A little library branch in northeast Wichita could be closing

A shopper checks the hours at the Comotara branch of the Wichita Public Library inside the Dillons store at 21st and Rock on Monday. The small library might be closing. (May 14, 2018)
A shopper checks the hours at the Comotara branch of the Wichita Public Library inside the Dillons store at 21st and Rock on Monday. The small library might be closing. (May 14, 2018) The Wichita Eagle

The Comotara branch library in northeast Wichita — the first library branch in the country to be placed in a grocery store when it opened more than three decades ago — could close soon, library officials said.

The branch, inside the Dillons store at 21st and Rock, likely will lose its rent-free space because Dillons wants to expand its services to customers and needs the square footage, said Cynthia Berner, director of libraries for Wichita.

"We've been in conversations with them, and we are waiting for something in writing. . . . But we know it's pretty likely they're going to" end the lease arrangement, Berner said Monday.

"They've been a very generous partner over the years," she said. "We could not have asked for a better relationship. So if they need to do something for their business, we would understand that."

Sheila Lowrie, spokeswoman for Dillons, confirmed late Monday that the store and the Wichita Public Library "have reached a mutual decision to explore alternative plans for the space."

Dillons is considering adding ClickList, its online ordering and pick-up service, to the Tallgrass store, so the library space will be repurposed, Lowrie said.

"We have absolutely loved hosting the Comotara Branch at Dillons for all these years," she said in an e-mail.

The lease agreement between Dillons and the Wichita Public Library allows the library to operate its branch inside the store, beside the floral department, at no cost to the library, Berner said. According to the agreement, either party can terminate the agreement at any time with 120 days notice in writing, she said.

The Comotara branch, which operates 10 a.m. to 6 p.m. Tuesday through Saturday, is the smallest of Wichita's public library branches. Patrons browse displays of popular new titles or reserve items ahead of time and pick them up whenever they shop for groceries. The branch also has two public-use computers and wifi.

"It's a small branch, but it's a very busy branch," Berner said.
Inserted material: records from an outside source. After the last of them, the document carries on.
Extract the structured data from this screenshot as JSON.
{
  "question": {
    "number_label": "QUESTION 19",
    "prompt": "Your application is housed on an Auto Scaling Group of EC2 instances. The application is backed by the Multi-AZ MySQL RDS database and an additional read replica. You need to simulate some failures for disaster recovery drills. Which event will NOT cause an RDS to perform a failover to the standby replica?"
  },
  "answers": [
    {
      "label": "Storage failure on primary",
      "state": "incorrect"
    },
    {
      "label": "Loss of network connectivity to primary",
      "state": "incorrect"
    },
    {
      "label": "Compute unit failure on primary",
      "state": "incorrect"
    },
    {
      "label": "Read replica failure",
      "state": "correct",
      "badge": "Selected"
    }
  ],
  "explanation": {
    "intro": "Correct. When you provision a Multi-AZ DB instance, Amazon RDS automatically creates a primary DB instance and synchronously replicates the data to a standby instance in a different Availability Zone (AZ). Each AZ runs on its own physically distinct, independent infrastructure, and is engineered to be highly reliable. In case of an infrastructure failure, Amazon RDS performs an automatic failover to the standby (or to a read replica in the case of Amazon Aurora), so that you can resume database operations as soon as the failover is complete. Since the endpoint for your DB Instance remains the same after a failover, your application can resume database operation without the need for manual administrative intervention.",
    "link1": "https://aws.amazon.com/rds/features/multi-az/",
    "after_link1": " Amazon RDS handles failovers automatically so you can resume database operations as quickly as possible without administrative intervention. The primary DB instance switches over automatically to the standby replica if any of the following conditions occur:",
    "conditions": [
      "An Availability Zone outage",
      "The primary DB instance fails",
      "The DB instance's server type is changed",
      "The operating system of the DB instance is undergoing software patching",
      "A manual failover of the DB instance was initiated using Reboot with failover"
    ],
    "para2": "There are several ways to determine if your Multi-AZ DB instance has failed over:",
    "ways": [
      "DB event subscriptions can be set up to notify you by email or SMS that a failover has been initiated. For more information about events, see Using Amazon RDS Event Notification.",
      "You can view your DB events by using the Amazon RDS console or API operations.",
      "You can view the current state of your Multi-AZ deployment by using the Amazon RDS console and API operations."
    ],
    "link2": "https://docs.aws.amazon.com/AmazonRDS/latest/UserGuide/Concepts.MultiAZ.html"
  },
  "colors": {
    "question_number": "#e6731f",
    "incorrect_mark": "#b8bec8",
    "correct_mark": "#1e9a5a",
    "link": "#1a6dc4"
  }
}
Last year, patrons checked out more than 91,000 items from the Comotara branch. That's more than the Maya Angelou branch at 21st and Hillside, which circulated about 31,000 items over the same time period, but significantly less than the Rockwell branch near Ninth and Woodlawn, which circulated about 350,000 items.

After the Comotara branch closes, patrons likely will be directed to the Maya Angelou or Rockwell branches, which are about 3 miles away.

A study by Wichita State University last year, which analyzed the populations around each Wichita library branch, found that the typical Comotara patron is college-educated with a white-collar job, making $70,000 to $90,000 a year. The branch also attracts high-income retirees, the study said.

The study, which also made recommendations for improving services, suggested creating a more bookstore-like environment and improving outreach to the surrounding community and to Dillons shoppers, to let them know the library is there.

When it opened in 1986, the Comotara branch was the first in the country to be located inside a grocery store, Berner said. Over the years, tight budgets have prompted some downsizing and a reduction in operating hours.

"From the library perspective, it's a very good business model," she said. "You have to have a generous partner to make that work, and Dillons has absolutely been that partner."